Secondo la Corte, è vero che, ai fini del coinvolgimento del proprietario delle aree nell'opera di rimozione dei rifiuti e di ripristino dello stato dei luoghi, si richiede che la violazione sia a costui imputabile per dolo o per colpa (così come, del resto, già prevedeva l'art. 14 del D.lgs. n. 22/1997, che ne costituisce il precedente normativo): ma è anche vero che, nel caso di specie l'amministrazione ha, chiamato in causa la ditta ricorrente, pur solo proprietaria delle aree, "sotto il profilo del mancato controllo", ossia per l'omessa vigilanza (che senz'altro ad essa spettava in quanto avente la giuridica disponibilità dei luoghi) in ordine ai materiali che erano stati depositati presso la cava.

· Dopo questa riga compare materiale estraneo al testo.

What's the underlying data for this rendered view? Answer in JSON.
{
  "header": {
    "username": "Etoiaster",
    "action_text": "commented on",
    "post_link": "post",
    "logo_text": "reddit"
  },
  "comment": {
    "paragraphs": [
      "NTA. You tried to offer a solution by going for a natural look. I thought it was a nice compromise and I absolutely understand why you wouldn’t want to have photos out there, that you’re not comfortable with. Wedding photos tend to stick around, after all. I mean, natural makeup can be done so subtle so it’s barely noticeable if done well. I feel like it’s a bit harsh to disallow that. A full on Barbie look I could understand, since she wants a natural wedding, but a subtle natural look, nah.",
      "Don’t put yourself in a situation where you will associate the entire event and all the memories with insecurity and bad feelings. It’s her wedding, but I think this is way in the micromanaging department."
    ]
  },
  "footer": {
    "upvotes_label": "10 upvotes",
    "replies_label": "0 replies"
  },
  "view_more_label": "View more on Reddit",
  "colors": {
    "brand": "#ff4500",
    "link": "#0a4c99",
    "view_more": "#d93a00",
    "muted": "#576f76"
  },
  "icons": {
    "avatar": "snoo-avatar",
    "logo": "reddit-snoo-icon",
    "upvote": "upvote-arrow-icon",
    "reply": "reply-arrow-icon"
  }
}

Secondo la Corte, anche se i materiali sarebbero stati depositati da un terzo in violazione degli obblighi contrattuali intercorrenti tra le parti, ai fini della corretta applicazione dell'art. 192 d.lgs. n. 152 del 2006, basta che l'amministrazione, in modo non manifestamente irragionevole, abbia rinvenuto un coinvolgimento colposo della ditta ricorrente nell'abbandono dei rifiuti: ciò, in particolare, in considerazione della qualifica di "operatore professionale" della ricorrente, qualifica che, in base al diritto comunitario(art. 2, par. n. 6, della direttiva n. 2004/35/CE) dell'ambiente, fa sorgere una particolare posizione di controllo ambientale sull'attività svolta.